Source: Refinitiv (Thomson Reuters)
Note: Purple colour lines are Bollinger Bands® with the upper band suggesting overbought status while the lower band oversold status https://www.bollingerbands.com/
Going forward, the stock may have resistance around the upper Bollinger band of $6.88 whereas on price retreating, it may find good support around $5.93, as has been derived from the trend line.
Considering the technical analysis and better current ratio as compared to the industry median, we give a “Hold” recommendation on the stock at the current price of NZ$6.260 per share, up by 0.16% on November 12, 2020.
4) Kathmandu Holdings Limited (NZX: KMD) (Recommendation: Buy, Potential Upside: Low Double-Digit) (M-Cap: ~NZ$907.52 million)
About the Company
Kathmandu Holdings Limited (NZX: KMD) is a marketer, designer, wholesaler and retailer of footwear, apparel, and equipment for surfing and outdoors. The company operates in New Zealand, Australia, North America, Europe, South East Asia as well as Brazil.

Outlook
The company has witnessed mixed same store sales performance during the first seven weeks of FY21 due to the disruption triggered by the COVID-19, with store closures observed at Melbourne, Auckland, Hawaii, Bali, and stores at airport. However, the market is now expected to improve in the coming period.
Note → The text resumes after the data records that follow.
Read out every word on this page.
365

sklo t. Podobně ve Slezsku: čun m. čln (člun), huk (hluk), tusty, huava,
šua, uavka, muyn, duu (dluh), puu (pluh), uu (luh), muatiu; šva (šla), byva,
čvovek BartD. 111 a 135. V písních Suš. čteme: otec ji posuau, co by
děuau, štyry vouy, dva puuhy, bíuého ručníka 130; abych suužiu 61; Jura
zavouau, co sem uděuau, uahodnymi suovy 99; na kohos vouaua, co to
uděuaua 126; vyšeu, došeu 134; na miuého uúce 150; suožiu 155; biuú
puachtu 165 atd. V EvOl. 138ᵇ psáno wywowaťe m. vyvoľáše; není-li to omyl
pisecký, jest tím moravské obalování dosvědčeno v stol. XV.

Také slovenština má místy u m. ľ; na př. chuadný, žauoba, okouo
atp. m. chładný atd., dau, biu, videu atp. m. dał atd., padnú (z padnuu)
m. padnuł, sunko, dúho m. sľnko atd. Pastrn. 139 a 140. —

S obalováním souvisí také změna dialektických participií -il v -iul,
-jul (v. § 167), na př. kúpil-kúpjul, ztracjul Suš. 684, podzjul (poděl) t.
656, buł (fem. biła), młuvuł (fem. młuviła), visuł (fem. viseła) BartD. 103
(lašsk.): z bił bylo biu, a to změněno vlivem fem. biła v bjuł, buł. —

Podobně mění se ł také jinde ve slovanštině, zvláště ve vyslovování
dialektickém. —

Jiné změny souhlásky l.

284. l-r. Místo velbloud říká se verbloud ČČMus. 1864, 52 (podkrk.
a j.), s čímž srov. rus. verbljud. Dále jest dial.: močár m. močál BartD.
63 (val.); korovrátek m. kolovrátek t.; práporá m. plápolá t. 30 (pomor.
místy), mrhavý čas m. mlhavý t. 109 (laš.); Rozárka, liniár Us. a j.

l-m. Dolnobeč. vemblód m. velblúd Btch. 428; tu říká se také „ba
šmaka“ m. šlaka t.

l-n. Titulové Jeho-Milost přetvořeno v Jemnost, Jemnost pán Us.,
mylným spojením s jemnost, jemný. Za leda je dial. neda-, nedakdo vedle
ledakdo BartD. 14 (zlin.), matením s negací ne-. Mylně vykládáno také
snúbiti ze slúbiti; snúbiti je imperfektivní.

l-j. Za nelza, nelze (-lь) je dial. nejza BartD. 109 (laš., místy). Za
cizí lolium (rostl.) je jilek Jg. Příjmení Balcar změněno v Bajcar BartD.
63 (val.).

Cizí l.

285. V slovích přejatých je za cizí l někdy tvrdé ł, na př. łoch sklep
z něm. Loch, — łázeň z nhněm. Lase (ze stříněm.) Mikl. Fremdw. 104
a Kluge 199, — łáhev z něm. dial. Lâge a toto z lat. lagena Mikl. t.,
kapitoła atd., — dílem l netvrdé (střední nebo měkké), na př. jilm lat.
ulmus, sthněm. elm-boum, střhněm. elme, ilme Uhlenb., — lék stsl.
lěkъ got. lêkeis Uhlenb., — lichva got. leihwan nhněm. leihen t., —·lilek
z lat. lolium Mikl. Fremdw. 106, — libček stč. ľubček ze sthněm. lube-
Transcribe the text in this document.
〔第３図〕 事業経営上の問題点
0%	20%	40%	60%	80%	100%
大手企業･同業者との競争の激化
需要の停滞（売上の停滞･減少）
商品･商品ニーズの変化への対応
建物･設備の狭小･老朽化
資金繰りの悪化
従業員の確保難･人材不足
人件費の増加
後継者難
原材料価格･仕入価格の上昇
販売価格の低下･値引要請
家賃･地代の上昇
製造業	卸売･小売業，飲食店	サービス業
The company’s investment into omni-channel capabilities allows it to quickly respond to the shifts in consumer habits as well as robust growth in online demand.
Valuation Methodology: P/E Based Relative Valuation (Illustrative)

P/E Based Relative Valuation (Source: Refinitiv (Thomson Reuters))
We have applied P/E based relative valuation (on an illustrative basis) and the target price reflects a rise of low double-digit (in % terms).

Comparative Price Chart (Source: Refinitiv (Thomson Reuters))
Disclaimer
Kalkine New Zealand Limited is authorised to provide class advice only. The information on this site does not take into account any of your investment objectives, financial situation or needs. Before you make a decision about whether to acquire a financial product, you should obtain the Product Disclosure Statement from the product issuer. You should consider the appropriateness of advice taking into account your own objectives, financial situation and needs and seek independent financial advice before making any financial decisions.
Past performance is not a reliable indicator of future performance.